Foto: Edielson Shinohara
Roda de conversa discute práticas de saberes tradicionais em Cotijuba
Roda de conversa discute práticas de saberes tradicionais em Cotijuba
Roda de conversa discute práticas de saberes tradicionais em Cotijuba
Roda de conversa discute práticas de saberes tradicionais em Cotijuba

A partir de 2022 as rodas integrativas sistêmicas serão realizadas mensalmente na UMS de Cotijuba

O saber tradicional, que passa por gerações, e como ele pode ser aliado aos avanços da ciência. Com essa proposta a Prefeitura de Belém, por meio da Secretaria Municipal de Saúde (Sesma) promoveu, nesta terça-feira, 21, uma roda de conversa com profissionais da saúde, lideranças comunitárias e moradores da ilha de Cotijuba, na sede da Unidade Municipal de Saúde (UMS) local. Foi uma manhã de troca de experiências e aprendizados sobre práticas de cura.

Para a gerente da UMS Cotijuba, Alessandra Gemaque, o encontro foi enriquecedor. “Passei seis anos à frente da unidade e nunca tivemos essa experiência. Espero que tenhamos sempre encontros como esse para relatarmos nossas dificuldades e aprendizado. Muitas pessoas na comunidade têm esse conhecimento da medicina popular”, disse. “O amor ao próximo é uma prática de cura, por isso tento sempre fazer o meu melhor”.

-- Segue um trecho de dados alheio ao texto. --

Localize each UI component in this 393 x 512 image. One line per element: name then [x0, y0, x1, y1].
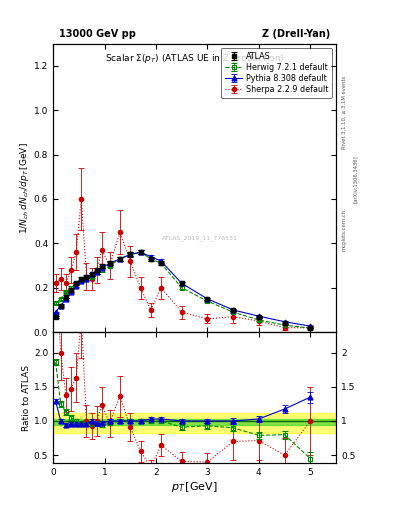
Text: ATLAS_2019_11_776531: ATLAS_2019_11_776531	[162, 236, 238, 242]
Text: Rivet 3.1.10, ≥ 3.1M events: Rivet 3.1.10, ≥ 3.1M events	[342, 76, 346, 150]
X-axis label: $p_T\,[\mathrm{GeV}]$: $p_T\,[\mathrm{GeV}]$	[171, 480, 218, 494]
Text: [arXiv:1306.3436]: [arXiv:1306.3436]	[353, 155, 358, 203]
Text: mcplots.cern.ch: mcplots.cern.ch	[342, 209, 346, 251]
Bar	[53, 419, 336, 425]
Bar	[53, 413, 336, 433]
Text: Z (Drell-Yan): Z (Drell-Yan)	[262, 29, 331, 39]
Legend: ATLAS, Herwig 7.2.1 default, Pythia 8.308 default, Sherpa 2.2.9 default: ATLAS, Herwig 7.2.1 default, Pythia 8.30…	[220, 48, 332, 98]
Y-axis label: Ratio to ATLAS: Ratio to ATLAS	[22, 365, 31, 431]
Text: 13000 GeV pp: 13000 GeV pp	[59, 29, 136, 39]
Text: Scalar $\Sigma(p_T)$ (ATLAS UE in Z production): Scalar $\Sigma(p_T)$ (ATLAS UE in Z prod…	[105, 52, 284, 65]
Y-axis label: $1/N_{ch}\,dN_{ch}/dp_T\,[\mathrm{GeV}]$: $1/N_{ch}\,dN_{ch}/dp_T\,[\mathrm{GeV}]$	[18, 142, 31, 233]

Orlando Júnior, que trabalha como assistente administrativo da UMS, disse que a roda de conversa é o primeiro passado para o resgate dos valores da comunidade.

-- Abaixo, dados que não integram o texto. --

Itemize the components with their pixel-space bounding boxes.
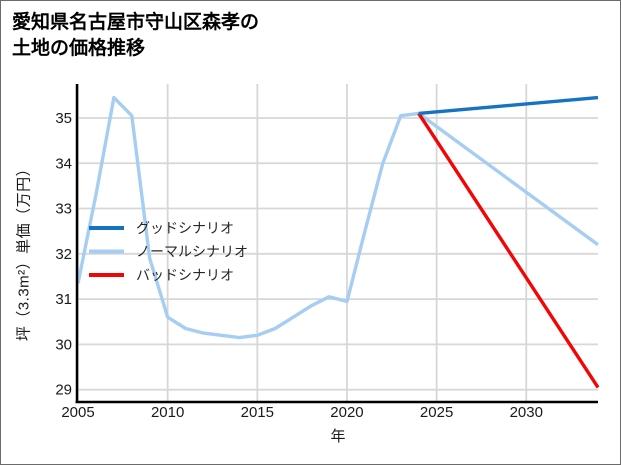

“O saber popular é importante. A biodiversidade da nossa região mostra que, muitas vezes, está dentro de casa a cura para algumas enfermidades. Isso também é trabalhar a atenção primária, a prevenção”, afirmou.

O coordenador de Práticas Integrativas e Complementares em Saúde da Sesma, Rafael Cabral, informou que com as rodas integrativas sistêmicas – a partir do ano que vem serão mensais –, os profissionais e gestores de saúde podem identificar práticas do território que estão ligadas à identidade do povo, entendendo essa fitoterapia tradicional.

“Identificamos práticas de cura do território que são ancestrais, que têm eficácia, e como podemos aliar isso à ciência”, assinalou Cabral.